Birth and marriage festivities offer a chance to come together at the happy occasions – to witness hope and newness with others. To party and celebrate love and connection with joy at fresh beginnings. 

These beginnings and endings are profound occasions and major life markers, they also offer an opportunity to renew bonds with family and friends.

Families across the world will have their own rituals that are kept for the feasts and occasions that can bind them, renew bonds, and sometimes even help to mend difficult relationships.

The pivotal need for connection is known to be instrumental for reducing human anxiety and give the support that is needed to keep us feeling linked to others. 

Worldwide it’s the elements of ceremony that matter as they are played out in so many differing ways. 

Music festivals and carnival are often a chance for re-meeting others who share a bonding experience that is often renewed annually becoming a tradition that bring gatherings together.

And the intensity in which people support ‘their’ football team is a ritual that is tribal. 
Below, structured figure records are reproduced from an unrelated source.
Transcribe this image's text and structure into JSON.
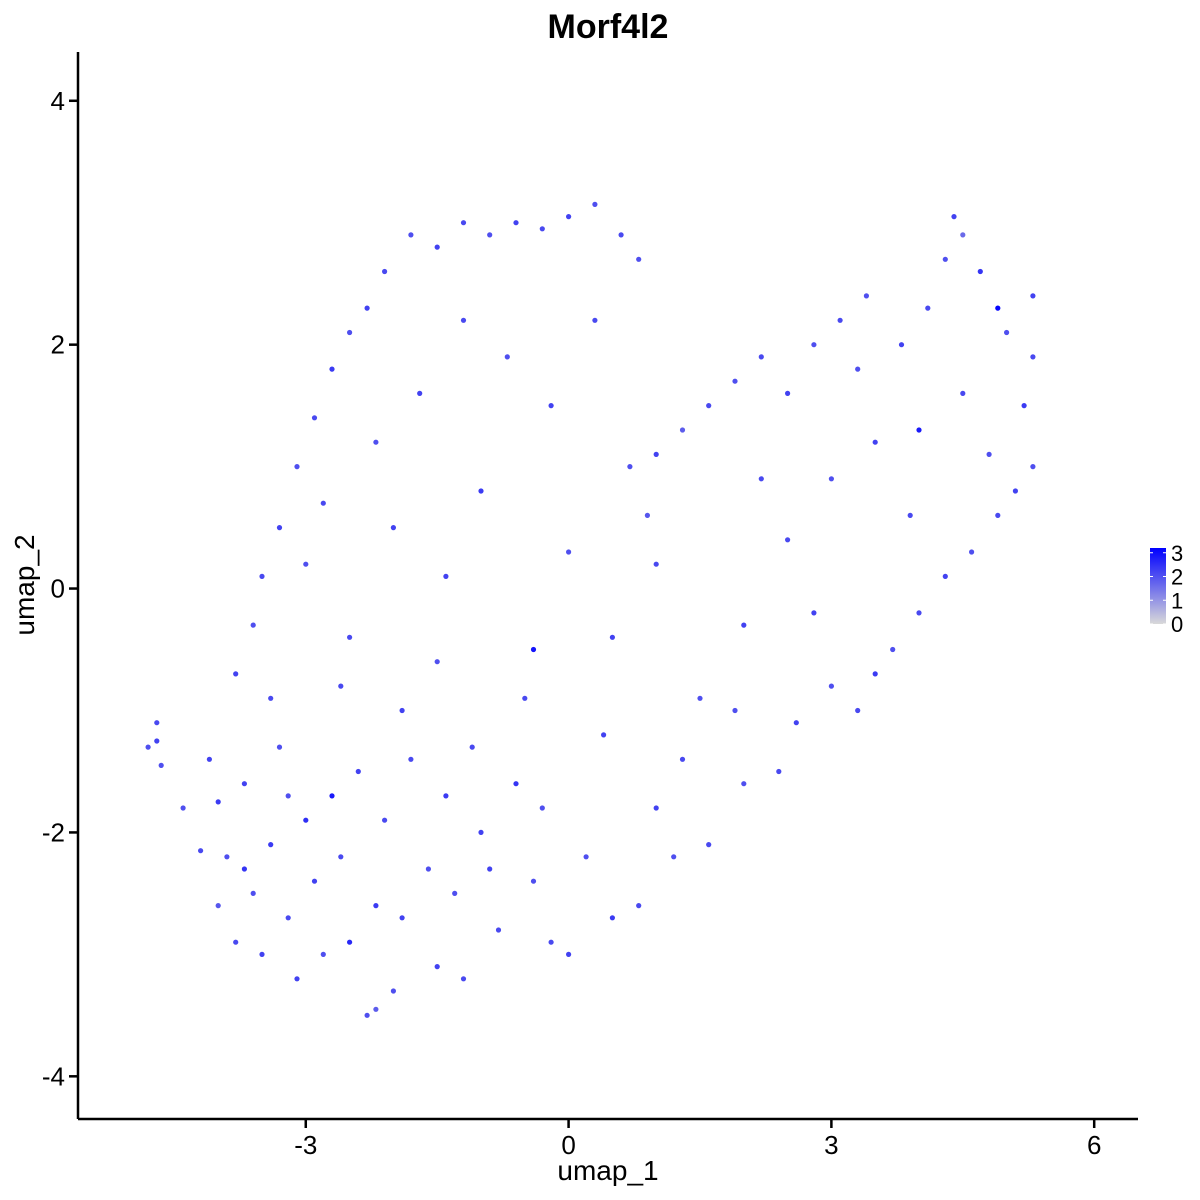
{
  "chart_data": {
    "type": "scatter",
    "title": "Morf4l2",
    "xlabel": "umap_1",
    "ylabel": "umap_2",
    "xlim": [
      -5.6,
      6.5
    ],
    "ylim": [
      -4.35,
      4.4
    ],
    "x_ticks": [
      -3,
      0,
      3,
      6
    ],
    "y_ticks": [
      -4,
      -2,
      0,
      2,
      4
    ],
    "x_tick_labels": [
      "-3",
      "0",
      "3",
      "6"
    ],
    "y_tick_labels": [
      "-4",
      "-2",
      "0",
      "2",
      "4"
    ],
    "grid": false,
    "legend": {
      "placement": "right",
      "type": "colorbar",
      "ticks": [
        0,
        1,
        2,
        3
      ],
      "tick_labels": [
        "0",
        "1",
        "2",
        "3"
      ],
      "range": [
        0,
        3.2
      ],
      "low_color": "#d9d9d9",
      "high_color": "#0000ff"
    },
    "point_color_scale": {
      "low": "#d3d3d3",
      "high": "#0000ff"
    },
    "series": [
      {
        "points": [
          [
            -4.8,
            -1.3,
            2.0
          ],
          [
            -4.7,
            -1.1,
            2.1
          ],
          [
            -4.7,
            -1.25,
            2.2
          ],
          [
            -4.65,
            -1.45,
            2.0
          ],
          [
            -4.4,
            -1.8,
            2.0
          ],
          [
            -4.2,
            -2.15,
            2.1
          ],
          [
            -4.1,
            -1.4,
            2.2
          ],
          [
            -4.0,
            -2.6,
            1.9
          ],
          [
            -4.0,
            -1.75,
            2.3
          ],
          [
            -3.9,
            -2.2,
            2.0
          ],
          [
            -3.8,
            -2.9,
            2.1
          ],
          [
            -3.7,
            -1.6,
            2.2
          ],
          [
            -3.7,
            -2.3,
            2.4
          ],
          [
            -3.6,
            -2.5,
            2.0
          ],
          [
            -3.5,
            -3.0,
            2.2
          ],
          [
            -3.4,
            -2.1,
            2.3
          ],
          [
            -3.3,
            -1.3,
            2.0
          ],
          [
            -3.2,
            -2.7,
            2.1
          ],
          [
            -3.1,
            -3.2,
            2.2
          ],
          [
            -3.0,
            -1.9,
            2.5
          ],
          [
            -2.9,
            -2.4,
            2.2
          ],
          [
            -2.8,
            -3.0,
            2.0
          ],
          [
            -2.7,
            -1.7,
            2.8
          ],
          [
            -2.6,
            -2.2,
            2.1
          ],
          [
            -2.5,
            -2.9,
            2.6
          ],
          [
            -2.4,
            -1.5,
            2.2
          ],
          [
            -2.3,
            -3.5,
            2.0
          ],
          [
            -2.2,
            -3.45,
            1.8
          ],
          [
            -2.2,
            -2.6,
            2.3
          ],
          [
            -2.1,
            -1.9,
            2.1
          ],
          [
            -2.0,
            -3.3,
            2.0
          ],
          [
            -1.9,
            -2.7,
            2.2
          ],
          [
            -1.8,
            -1.4,
            2.1
          ],
          [
            -1.6,
            -2.3,
            2.0
          ],
          [
            -1.5,
            -3.1,
            2.2
          ],
          [
            -1.4,
            -1.7,
            2.3
          ],
          [
            -1.3,
            -2.5,
            2.0
          ],
          [
            -1.2,
            -3.2,
            2.1
          ],
          [
            -1.0,
            -2.0,
            2.2
          ],
          [
            -0.8,
            -2.8,
            2.1
          ],
          [
            -0.6,
            -1.6,
            2.4
          ],
          [
            -0.4,
            -2.4,
            2.0
          ],
          [
            -0.2,
            -2.9,
            2.1
          ],
          [
            0.0,
            -3.0,
            2.2
          ],
          [
            0.2,
            -2.2,
            2.0
          ],
          [
            0.5,
            -2.7,
            2.3
          ],
          [
            0.8,
            -2.6,
            2.1
          ],
          [
            1.0,
            -1.8,
            2.2
          ],
          [
            1.2,
            -2.2,
            2.0
          ],
          [
            1.6,
            -2.1,
            2.1
          ],
          [
            2.0,
            -1.6,
            2.0
          ],
          [
            2.4,
            -1.5,
            2.1
          ],
          [
            2.6,
            -1.1,
            2.2
          ],
          [
            3.0,
            -0.8,
            2.0
          ],
          [
            3.3,
            -1.0,
            2.1
          ],
          [
            3.5,
            -0.7,
            2.3
          ],
          [
            3.7,
            -0.5,
            2.0
          ],
          [
            4.0,
            -0.2,
            2.1
          ],
          [
            4.3,
            0.1,
            2.2
          ],
          [
            4.6,
            0.3,
            2.0
          ],
          [
            4.9,
            0.6,
            2.1
          ],
          [
            5.1,
            0.8,
            2.2
          ],
          [
            5.3,
            1.0,
            2.0
          ],
          [
            5.2,
            1.5,
            2.3
          ],
          [
            5.3,
            1.9,
            2.1
          ],
          [
            5.3,
            2.4,
            2.2
          ],
          [
            5.0,
            2.1,
            2.0
          ],
          [
            4.9,
            2.3,
            3.1
          ],
          [
            4.7,
            2.6,
            2.4
          ],
          [
            4.5,
            2.9,
            1.6
          ],
          [
            4.4,
            3.05,
            2.2
          ],
          [
            4.3,
            2.7,
            2.0
          ],
          [
            4.1,
            2.3,
            2.1
          ],
          [
            3.8,
            2.0,
            2.2
          ],
          [
            3.4,
            2.4,
            2.0
          ],
          [
            3.1,
            2.2,
            2.1
          ],
          [
            2.8,
            2.0,
            2.0
          ],
          [
            2.5,
            1.6,
            2.2
          ],
          [
            2.2,
            1.9,
            2.1
          ],
          [
            1.9,
            1.7,
            2.0
          ],
          [
            1.6,
            1.5,
            2.1
          ],
          [
            1.3,
            1.3,
            1.8
          ],
          [
            1.0,
            1.1,
            2.2
          ],
          [
            0.8,
            2.7,
            2.0
          ],
          [
            0.6,
            2.9,
            2.1
          ],
          [
            0.3,
            3.15,
            2.0
          ],
          [
            0.0,
            3.05,
            2.2
          ],
          [
            -0.3,
            2.95,
            2.1
          ],
          [
            -0.6,
            3.0,
            2.2
          ],
          [
            -0.9,
            2.9,
            2.0
          ],
          [
            -1.2,
            3.0,
            2.1
          ],
          [
            -1.5,
            2.8,
            2.2
          ],
          [
            -1.8,
            2.9,
            2.0
          ],
          [
            -2.1,
            2.6,
            2.1
          ],
          [
            -2.3,
            2.3,
            2.2
          ],
          [
            -2.5,
            2.1,
            2.0
          ],
          [
            -2.7,
            1.8,
            2.3
          ],
          [
            -2.9,
            1.4,
            2.1
          ],
          [
            -3.1,
            1.0,
            2.0
          ],
          [
            -3.3,
            0.5,
            2.2
          ],
          [
            -3.5,
            0.1,
            2.1
          ],
          [
            -3.6,
            -0.3,
            2.0
          ],
          [
            -3.8,
            -0.7,
            2.2
          ],
          [
            -3.0,
            0.2,
            2.0
          ],
          [
            -2.5,
            -0.4,
            2.1
          ],
          [
            -2.0,
            0.5,
            2.2
          ],
          [
            -1.5,
            -0.6,
            2.0
          ],
          [
            -1.0,
            0.8,
            2.3
          ],
          [
            -0.5,
            -0.9,
            2.1
          ],
          [
            0.0,
            0.3,
            2.0
          ],
          [
            0.5,
            -0.4,
            2.2
          ],
          [
            1.0,
            0.2,
            2.1
          ],
          [
            1.5,
            -0.9,
            2.0
          ],
          [
            2.0,
            -0.3,
            2.2
          ],
          [
            2.5,
            0.4,
            2.1
          ],
          [
            3.0,
            0.9,
            2.0
          ],
          [
            3.5,
            1.2,
            2.2
          ],
          [
            4.0,
            1.3,
            2.8
          ],
          [
            4.5,
            1.6,
            2.1
          ],
          [
            -2.2,
            1.2,
            2.0
          ],
          [
            -1.7,
            1.6,
            2.2
          ],
          [
            -1.2,
            2.2,
            2.1
          ],
          [
            -0.7,
            1.9,
            2.0
          ],
          [
            -0.2,
            1.5,
            2.2
          ],
          [
            0.3,
            2.2,
            2.1
          ],
          [
            0.7,
            1.0,
            2.0
          ],
          [
            -0.4,
            -0.5,
            2.9
          ],
          [
            -2.6,
            -0.8,
            2.1
          ],
          [
            -3.2,
            -1.7,
            2.0
          ],
          [
            -1.9,
            -1.0,
            2.2
          ],
          [
            -1.1,
            -1.3,
            2.1
          ],
          [
            -0.3,
            -1.8,
            2.0
          ],
          [
            0.4,
            -1.2,
            2.2
          ],
          [
            1.3,
            -1.4,
            2.1
          ],
          [
            1.9,
            -1.0,
            2.0
          ],
          [
            2.8,
            -0.2,
            2.2
          ],
          [
            3.9,
            0.6,
            2.1
          ],
          [
            4.8,
            1.1,
            2.0
          ],
          [
            -2.8,
            0.7,
            2.1
          ],
          [
            -1.4,
            0.1,
            2.2
          ],
          [
            0.9,
            0.6,
            1.9
          ],
          [
            2.2,
            0.9,
            2.1
          ],
          [
            3.3,
            1.8,
            2.0
          ],
          [
            -3.4,
            -0.9,
            2.1
          ],
          [
            -0.9,
            -2.3,
            2.2
          ]
        ]
      }
    ]
  }
}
It’s the the wins and losses are so keenly felt and described in the plural, ‘we lost or won’ as the spectators are unified in triumph or loss becoming a family that ignores differences while unified in the deep need to belong.

In small ways we can gain security by keeping to known habits and boundaries

Rituals have such a vital role in community.

Praying, singing, celebrating or weeping are all expressions of our lives, and solace is to be had in linking and feeling connected and supported.

There is consolation and joy in sharing and feeling included in a group that unifies profound experiences. 

They provide markers that punctuate the ordinariness of routine and connect us to our deeper emotions showing us that we are not alone. 

Many people yearn for the feeling of belonging. Some search for an idealised family unit that they can feel part of. A few lucky individuals need to refresh the bonds they experienced while growing up, but either way the need for fellow feeling underlines the dread of isolation and loneliness. 

Rituals have filled this emptiness since the beginnings of society, helping to mend feelings of community. Feeling linked to others will bring comfort and stability – the antidote to a forlorn sense of disconnection.

Our relationships with computers, phones and online communication is a modern block to connection with others. 

The immense importance of connectivity via phone and inline interaction can be a lifesaver and a huge asset to learning and information gathering.

But it can also foster loneliness and social anxiety.

So let’s keep the feasts, enjoy the important getting together of group experiences and be cautious of the pull of online life when it begins to replace the comfort of in-person unity.